The section of code that is meant to run in parallel is marked accordingly, with a preprocessor directive that will cause the threads to form before the section is executed. Each thread has an "id" attached to it which can be obtained using a function (called
omp_get_thread_num()
). The thread id is an integer, and the master thread has an id of "0". After the execution of the parallelized code, the threads "join" back into the master thread, which continues onward to the end of the program.By default, each thread executes the parallelized section of code independently. "Work-sharing constructs" can be used to divide a task among the threads so that each thread executes its allocated part of the code. Both task parallelism and data parallelism can be achieved using OpenMP in this way.
The runtime environment allocates threads to processors depending on usage, machine load and other factors. The number of threads can be assigned by the runtime environment based on environment variables or in code using functions. The OpenMP functions are included in a header file labelled "omp.h" in C/C++.
Implementations
OpenMP has been implemented in many commercial compilers. For instance, Visual C++ 2005, 2008 and 2010 support it (in their Professional, Team System, Premium and Ultimate editions), as well as Intel Parallel Studio for various processors.
Pros and cons
Pros
- Data layout and decomposition is handled automatically by directives.
- Incremental parallelism: can work on one portion of the program at one time, no dramatic change to code is needed.
- Unified code for both serial and parallel applications: OpenMP constructs are treated as comments when sequential compilers are used.
- Original (serial) code statements need not, in general, be modified when parallelized with OpenMP. This reduces the chance of inadvertently introducing bugs.
- Both coarse-grained and fine-grained parallelism are possible
Cons
- Risk of introducing difficult to debug synchronization bugs and race conditions.
- Currently only runs efficiently in shared-memory multiprocessor platforms .
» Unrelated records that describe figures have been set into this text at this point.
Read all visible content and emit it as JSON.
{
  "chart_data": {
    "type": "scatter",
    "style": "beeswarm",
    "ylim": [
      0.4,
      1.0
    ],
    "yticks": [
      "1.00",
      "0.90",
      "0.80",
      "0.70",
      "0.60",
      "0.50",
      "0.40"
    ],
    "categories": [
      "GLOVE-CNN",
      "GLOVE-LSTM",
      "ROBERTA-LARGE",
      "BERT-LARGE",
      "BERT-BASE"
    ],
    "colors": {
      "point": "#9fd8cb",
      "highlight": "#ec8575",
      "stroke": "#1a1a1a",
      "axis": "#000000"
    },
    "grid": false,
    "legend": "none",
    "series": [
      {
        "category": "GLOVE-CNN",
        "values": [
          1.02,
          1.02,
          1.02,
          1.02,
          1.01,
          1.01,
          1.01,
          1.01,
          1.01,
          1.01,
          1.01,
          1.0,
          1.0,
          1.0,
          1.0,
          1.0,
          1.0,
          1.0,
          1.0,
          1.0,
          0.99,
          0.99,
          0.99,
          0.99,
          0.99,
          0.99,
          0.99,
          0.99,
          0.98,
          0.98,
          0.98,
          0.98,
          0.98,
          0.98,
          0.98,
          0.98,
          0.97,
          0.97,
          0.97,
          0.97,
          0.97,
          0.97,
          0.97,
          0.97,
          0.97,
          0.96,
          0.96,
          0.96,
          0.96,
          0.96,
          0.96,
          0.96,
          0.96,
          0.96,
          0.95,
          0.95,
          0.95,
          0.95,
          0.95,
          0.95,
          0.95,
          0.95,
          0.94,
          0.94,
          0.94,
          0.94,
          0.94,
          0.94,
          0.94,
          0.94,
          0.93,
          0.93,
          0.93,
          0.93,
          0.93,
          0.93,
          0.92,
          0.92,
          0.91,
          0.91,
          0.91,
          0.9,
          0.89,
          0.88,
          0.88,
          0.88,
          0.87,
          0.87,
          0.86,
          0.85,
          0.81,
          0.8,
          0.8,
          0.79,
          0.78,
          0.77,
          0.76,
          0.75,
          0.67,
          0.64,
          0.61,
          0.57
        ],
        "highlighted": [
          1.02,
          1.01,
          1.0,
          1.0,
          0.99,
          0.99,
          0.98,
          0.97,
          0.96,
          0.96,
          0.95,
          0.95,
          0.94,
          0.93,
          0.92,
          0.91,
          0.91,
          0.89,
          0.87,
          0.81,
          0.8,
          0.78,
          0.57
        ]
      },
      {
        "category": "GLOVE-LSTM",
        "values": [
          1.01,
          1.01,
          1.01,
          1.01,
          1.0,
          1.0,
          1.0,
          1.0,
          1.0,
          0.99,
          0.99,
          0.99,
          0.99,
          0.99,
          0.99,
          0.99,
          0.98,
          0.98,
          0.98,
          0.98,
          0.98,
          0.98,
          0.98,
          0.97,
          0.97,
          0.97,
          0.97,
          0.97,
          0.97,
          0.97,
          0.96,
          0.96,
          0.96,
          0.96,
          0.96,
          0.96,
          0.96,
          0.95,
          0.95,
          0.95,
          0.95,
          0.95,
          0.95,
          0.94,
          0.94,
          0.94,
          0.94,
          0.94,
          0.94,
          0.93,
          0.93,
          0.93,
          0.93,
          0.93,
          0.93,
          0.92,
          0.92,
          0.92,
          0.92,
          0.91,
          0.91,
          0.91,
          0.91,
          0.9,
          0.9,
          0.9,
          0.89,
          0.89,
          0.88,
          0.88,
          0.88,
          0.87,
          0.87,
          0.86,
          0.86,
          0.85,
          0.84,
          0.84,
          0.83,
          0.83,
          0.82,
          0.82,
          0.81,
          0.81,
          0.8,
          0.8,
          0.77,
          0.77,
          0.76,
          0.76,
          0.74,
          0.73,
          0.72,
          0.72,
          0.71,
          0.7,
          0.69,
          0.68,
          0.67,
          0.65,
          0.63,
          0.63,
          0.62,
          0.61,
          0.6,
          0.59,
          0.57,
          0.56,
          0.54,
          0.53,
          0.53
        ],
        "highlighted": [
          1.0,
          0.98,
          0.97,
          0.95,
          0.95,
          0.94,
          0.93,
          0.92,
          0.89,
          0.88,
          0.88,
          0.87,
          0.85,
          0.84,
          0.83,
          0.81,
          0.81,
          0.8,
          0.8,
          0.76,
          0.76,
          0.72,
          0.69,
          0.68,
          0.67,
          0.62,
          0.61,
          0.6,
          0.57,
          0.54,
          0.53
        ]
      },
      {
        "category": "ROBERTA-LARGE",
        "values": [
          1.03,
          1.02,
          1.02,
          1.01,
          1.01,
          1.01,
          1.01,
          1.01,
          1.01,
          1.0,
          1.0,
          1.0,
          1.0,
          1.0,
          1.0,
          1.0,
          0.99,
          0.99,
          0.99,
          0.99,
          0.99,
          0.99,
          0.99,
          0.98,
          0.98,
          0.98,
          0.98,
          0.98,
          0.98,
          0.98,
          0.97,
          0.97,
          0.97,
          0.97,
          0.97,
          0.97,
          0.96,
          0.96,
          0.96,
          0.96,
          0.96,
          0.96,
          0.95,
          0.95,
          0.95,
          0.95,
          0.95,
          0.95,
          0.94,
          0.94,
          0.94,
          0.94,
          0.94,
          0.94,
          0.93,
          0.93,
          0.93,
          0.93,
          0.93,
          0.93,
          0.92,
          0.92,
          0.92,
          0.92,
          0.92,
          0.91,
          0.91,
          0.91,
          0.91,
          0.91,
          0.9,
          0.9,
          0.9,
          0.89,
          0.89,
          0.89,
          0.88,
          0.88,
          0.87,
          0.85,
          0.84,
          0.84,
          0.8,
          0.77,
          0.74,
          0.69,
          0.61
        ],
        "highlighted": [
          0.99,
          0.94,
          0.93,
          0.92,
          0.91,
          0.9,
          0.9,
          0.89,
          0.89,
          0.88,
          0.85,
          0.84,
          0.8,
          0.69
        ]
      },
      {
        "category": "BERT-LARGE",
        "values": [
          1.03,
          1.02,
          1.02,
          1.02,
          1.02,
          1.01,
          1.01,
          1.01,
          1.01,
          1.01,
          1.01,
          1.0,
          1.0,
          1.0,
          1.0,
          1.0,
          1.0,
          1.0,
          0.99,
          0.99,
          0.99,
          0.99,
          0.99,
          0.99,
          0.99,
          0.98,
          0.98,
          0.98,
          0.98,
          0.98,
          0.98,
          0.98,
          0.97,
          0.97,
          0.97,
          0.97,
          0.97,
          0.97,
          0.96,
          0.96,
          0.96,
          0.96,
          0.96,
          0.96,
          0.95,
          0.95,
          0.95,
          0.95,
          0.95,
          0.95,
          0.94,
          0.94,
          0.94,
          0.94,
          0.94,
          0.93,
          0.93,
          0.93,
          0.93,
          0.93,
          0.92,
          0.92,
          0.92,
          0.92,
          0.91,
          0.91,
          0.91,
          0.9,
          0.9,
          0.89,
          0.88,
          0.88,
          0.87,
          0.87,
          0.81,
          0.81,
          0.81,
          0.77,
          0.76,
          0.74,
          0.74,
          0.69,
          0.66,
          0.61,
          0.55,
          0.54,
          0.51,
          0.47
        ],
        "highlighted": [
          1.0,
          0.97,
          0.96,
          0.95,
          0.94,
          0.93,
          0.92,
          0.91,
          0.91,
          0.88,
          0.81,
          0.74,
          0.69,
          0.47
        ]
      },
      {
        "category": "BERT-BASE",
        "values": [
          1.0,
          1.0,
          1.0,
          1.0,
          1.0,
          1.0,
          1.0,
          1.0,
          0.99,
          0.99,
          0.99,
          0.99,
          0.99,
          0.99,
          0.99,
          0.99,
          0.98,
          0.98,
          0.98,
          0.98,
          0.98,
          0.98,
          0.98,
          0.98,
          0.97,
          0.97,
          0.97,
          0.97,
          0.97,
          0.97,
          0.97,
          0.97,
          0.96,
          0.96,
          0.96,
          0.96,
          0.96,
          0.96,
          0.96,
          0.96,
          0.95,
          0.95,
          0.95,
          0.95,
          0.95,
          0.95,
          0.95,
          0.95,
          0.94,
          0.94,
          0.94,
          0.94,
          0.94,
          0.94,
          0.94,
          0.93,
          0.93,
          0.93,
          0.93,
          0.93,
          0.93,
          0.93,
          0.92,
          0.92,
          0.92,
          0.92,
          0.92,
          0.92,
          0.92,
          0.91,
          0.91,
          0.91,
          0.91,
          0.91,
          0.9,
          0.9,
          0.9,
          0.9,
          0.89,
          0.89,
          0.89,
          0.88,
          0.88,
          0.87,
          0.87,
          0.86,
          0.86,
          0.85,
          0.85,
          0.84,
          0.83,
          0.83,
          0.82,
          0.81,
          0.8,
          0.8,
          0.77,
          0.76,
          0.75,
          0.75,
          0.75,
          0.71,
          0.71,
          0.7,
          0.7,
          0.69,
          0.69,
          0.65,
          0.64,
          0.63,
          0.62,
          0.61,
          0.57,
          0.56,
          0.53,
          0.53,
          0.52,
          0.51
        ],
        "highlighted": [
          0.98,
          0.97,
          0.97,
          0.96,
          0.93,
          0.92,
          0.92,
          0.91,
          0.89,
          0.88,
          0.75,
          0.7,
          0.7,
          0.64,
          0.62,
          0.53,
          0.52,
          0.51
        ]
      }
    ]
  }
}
- Requires a compiler that supports OpenMP.
- Scalability is limited by memory architecture.
- no support for compare-and-swap
- Reliable error handling is missing.
- Lacks fine-grained mechanisms to control thread-processor mapping.
- Can't be used on GPU
- High chance of accidentally writing false sharing code
Performance expectations
One might expect to get an N times speedup when running a program parallelized using OpenMP on a N processor platform. However, this is seldom the case due to the following reasons:
- N processors in a SMP may have N times the computation power, but the memory bandwidth usually does not scale up N times. Quite often, the original memory path is shared by multiple processors and performance degradation may be observed when they compete for the shared memory bandwidth.
- Many other common problems affecting the final speedup in parallel computing also apply to OpenMP, like load balancing and synchronization overhead.